Evaluation consistency in iGAs: User contradictions as cycles in partial-ordering graphs

by Francesc Alías, Xavier Llorà, Lluís Formiga, Kumara Sastry, and David E. Goldberg (2006, accepted).

IEEE International Conference on Acoustics, Speech, and Signal Processing (ICASSP 2006). May 14-19, 2006. Also as IlliGAL TR No 2005022. Link to the PDF.

Abstract

Active interactive genetic algorithms (aiGAs) rely on actively optimizing synthetic fitness functions. In interactive genetic algorithms (iGAs) framework, user evaluations provide the necessary input for synthesizing a reasonably accurate surrogate fitness function that models user evaluations or, in other words, his/her decision preferences. User evaluations collected via tournament selection only provide partial-ordering relations between solutions. Active iGAs assemble a partial-ordering graph of user evaluations. In such a directed graph, any contradictory evaluation provided by the user introduces a cycle in the graph.

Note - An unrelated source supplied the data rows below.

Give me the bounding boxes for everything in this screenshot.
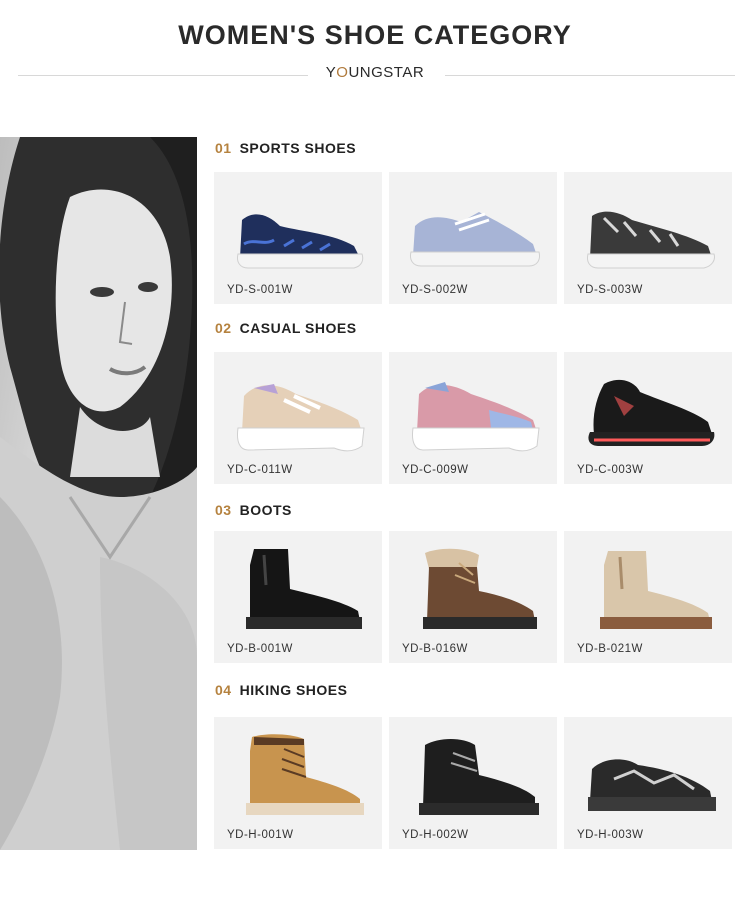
sneaker-icon [588, 379, 715, 446]
product-card[interactable]: YD-C-003W [564, 352, 732, 484]
page-title: WOMEN'S SHOE CATEGORY [178, 20, 572, 50]
product-code: YD-C-003W [577, 464, 644, 476]
product-code: YD-B-016W [402, 643, 468, 655]
product-code: YD-S-001W [227, 284, 293, 296]
product-card[interactable]: YD-H-001W [214, 717, 382, 849]
section-title-hiking: 04 HIKING SHOES [215, 682, 348, 698]
product-card[interactable]: YD-H-002W [389, 717, 557, 849]
product-code: YD-H-003W [577, 829, 644, 841]
product-card[interactable]: YD-B-016W [389, 531, 557, 663]
product-code: YD-C-009W [402, 464, 469, 476]
divider-left [18, 75, 308, 76]
product-code: YD-S-002W [402, 284, 468, 296]
section-title-sports: 01 SPORTS SHOES [215, 140, 357, 156]
sneaker-icon [412, 382, 540, 452]
product-code: YD-S-003W [577, 284, 643, 296]
brand-logo: YOUNGSTAR [325, 64, 425, 81]
boot-icon [419, 739, 539, 815]
product-card[interactable]: YD-S-002W [389, 172, 557, 304]
product-code: YD-H-001W [227, 829, 294, 841]
product-card[interactable]: YD-C-011W [214, 352, 382, 484]
product-code: YD-C-011W [227, 464, 293, 476]
product-card[interactable]: YD-B-001W [214, 531, 382, 663]
product-card[interactable]: YD-H-003W [564, 717, 732, 849]
product-card[interactable]: YD-C-009W [389, 352, 557, 484]
boot-icon [423, 548, 537, 629]
sneaker-icon [237, 214, 364, 269]
boot-icon [246, 549, 362, 629]
product-card[interactable]: YD-S-003W [564, 172, 732, 304]
product-code: YD-B-001W [227, 643, 293, 655]
boot-icon [600, 551, 712, 629]
section-title-casual: 02 CASUAL SHOES [215, 320, 357, 336]
product-code: YD-H-002W [402, 829, 469, 841]
product-card[interactable]: YD-S-001W [214, 172, 382, 304]
boot-icon [246, 734, 364, 815]
model-photo [0, 137, 197, 850]
sneaker-icon [588, 759, 716, 811]
product-code: YD-B-021W [577, 643, 643, 655]
sneaker-icon [410, 212, 540, 267]
divider-right [445, 75, 735, 76]
sneaker-icon [237, 384, 365, 452]
sneaker-icon [587, 211, 715, 269]
section-title-boots: 03 BOOTS [215, 502, 292, 518]
product-card[interactable]: YD-B-021W [564, 531, 732, 663]
brand-row: YOUNGSTAR [0, 64, 750, 86]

This property is explored in this paper to measure the consistency of the evaluations provided by the user along the evolutionary process. The consistency measures are applied to a real-world problem, the weight tuning of the cost function involved in corpus-based text-to-speech synthesis. Results show the usefulness of such measures to identify inconsistent users during the evolutionary tuning process, and successfully the number of evaluations required by more than half.